Bildung, Forschung und Technikfolgenabschätzung/Antrag

Berlin: (hib/ROL) Die FDP fordert in einem Antrag (19/19880) eine Aufklärung- und Informationskampagne zu den Grundrechtsbeschränkungen im Zuge der Corona-Pandemie. Diese soll dem Antrag zufolge bei der Bundeszentrale für politische Bildung (bpb) in Auftrag gegeben und altersgerecht, mehrsprachig sowie medienbruch- und barrierefrei gestaltet werden.
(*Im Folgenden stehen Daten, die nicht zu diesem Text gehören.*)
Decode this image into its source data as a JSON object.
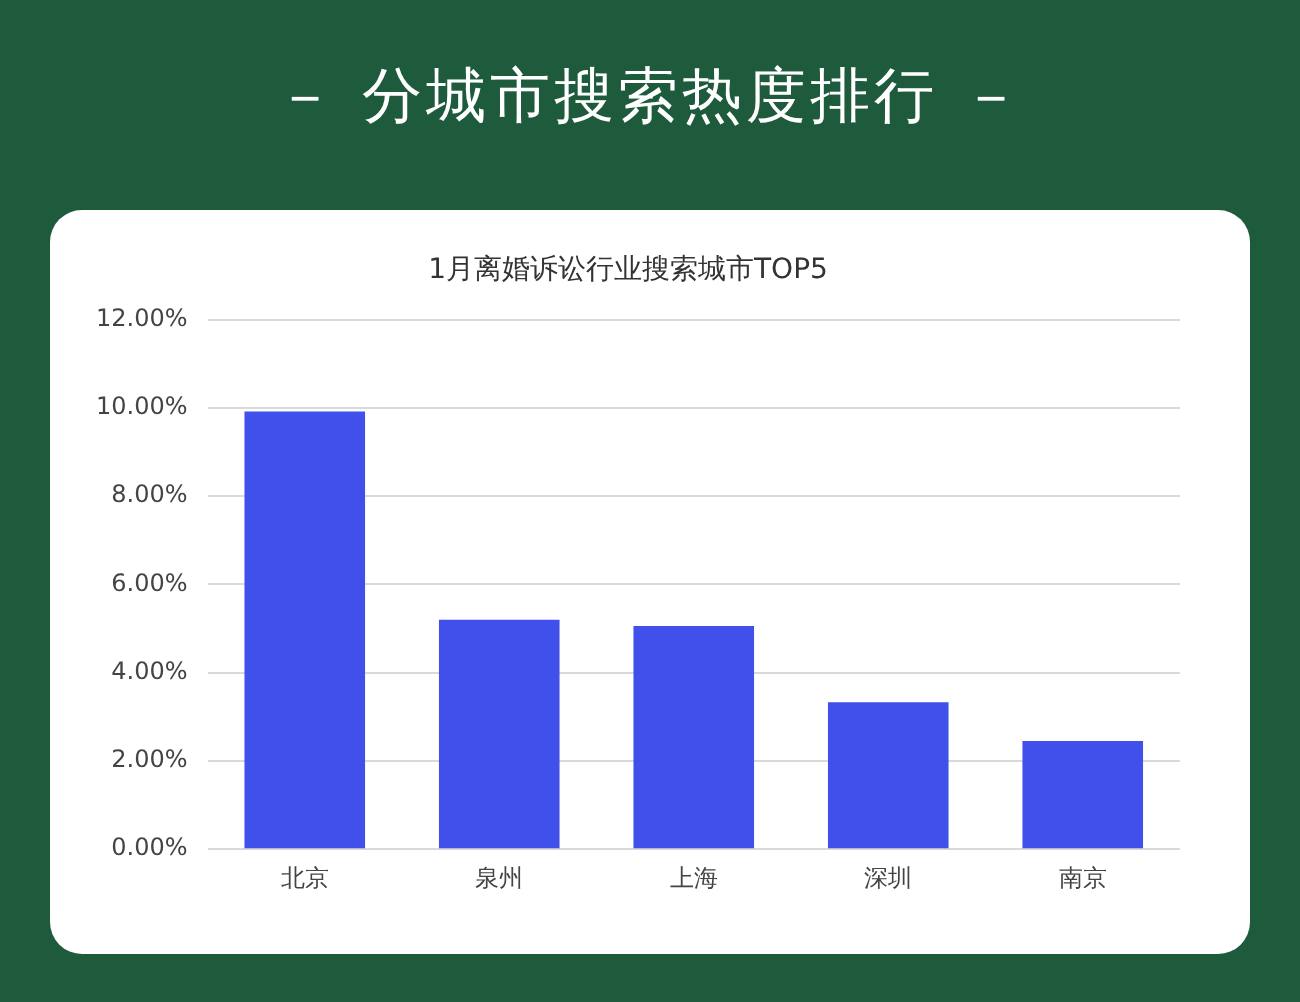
{
  "chart_data": {
    "type": "bar",
    "title": "－ 分城市搜索热度排行 －",
    "subtitle": "1月离婚诉讼行业搜索城市TOP5",
    "categories": [
      "北京",
      "泉州",
      "上海",
      "深圳",
      "南京"
    ],
    "values": [
      9.92,
      5.2,
      5.06,
      3.33,
      2.45
    ],
    "color": "#4250eb",
    "ylim": [
      0,
      12
    ],
    "yticks": [
      {
        "value": 0,
        "label": "0.00%"
      },
      {
        "value": 2,
        "label": "2.00%"
      },
      {
        "value": 4,
        "label": "4.00%"
      },
      {
        "value": 6,
        "label": "6.00%"
      },
      {
        "value": 8,
        "label": "8.00%"
      },
      {
        "value": 10,
        "label": "10.00%"
      },
      {
        "value": 12,
        "label": "12.00%"
      }
    ],
    "grid": "y",
    "legend": false
  }
}
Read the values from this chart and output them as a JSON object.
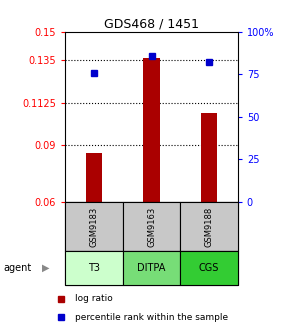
{
  "title": "GDS468 / 1451",
  "bar_positions": [
    1,
    2,
    3
  ],
  "bar_values": [
    0.086,
    0.136,
    0.107
  ],
  "bar_base": 0.06,
  "bar_color": "#aa0000",
  "dot_values": [
    0.128,
    0.137,
    0.134
  ],
  "dot_color": "#0000cc",
  "ylim_left": [
    0.06,
    0.15
  ],
  "ylim_right": [
    0,
    100
  ],
  "yticks_left": [
    0.06,
    0.09,
    0.1125,
    0.135,
    0.15
  ],
  "ytick_labels_left": [
    "0.06",
    "0.09",
    "0.1125",
    "0.135",
    "0.15"
  ],
  "yticks_right": [
    0,
    25,
    50,
    75,
    100
  ],
  "ytick_labels_right": [
    "0",
    "25",
    "50",
    "75",
    "100%"
  ],
  "gridlines": [
    0.09,
    0.1125,
    0.135
  ],
  "sample_labels": [
    "GSM9183",
    "GSM9163",
    "GSM9188"
  ],
  "agent_labels": [
    "T3",
    "DITPA",
    "CGS"
  ],
  "agent_colors": [
    "#ccffcc",
    "#77dd77",
    "#33cc33"
  ],
  "sample_bg": "#c8c8c8",
  "legend_bar_label": "log ratio",
  "legend_dot_label": "percentile rank within the sample",
  "bar_width": 0.28,
  "title_fontsize": 9,
  "tick_fontsize": 7,
  "label_fontsize": 7
}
Im Zuge der Maßnahmen zum Gesundheitsschutz seien viele Grundrechte eingeschränkt, um der Corona-Pandemie zu begegnen und einer Überlastung des Gesundheitssystems und der staatlichen Institutionen vorzubeugen. Die Demokratie lebe vom faktengetragenen Streit innerhalb der Meinungspluralität. Auch wenn Teile der Politik bereits von einer "Neuen Normalität" sprechen würden, seien die derzeitigen Einschränkungen von Grundrechten alles andere als "normal". Sie seien vielmehr in der Geschichte der Bundesrepublik ohne Beispiel. Die bpb sei als unabhängige und ausgewogene Institution von hoher Akzeptanz in der Bevölkerung getragen. In Zeiten von geschlossenen Bildungseinrichtungen und starker Einschränkungen des öffentlichen Lebens sei der demokratische Streit und der öffentliche Austausch von Positionen erschwert, aber umso wichtiger.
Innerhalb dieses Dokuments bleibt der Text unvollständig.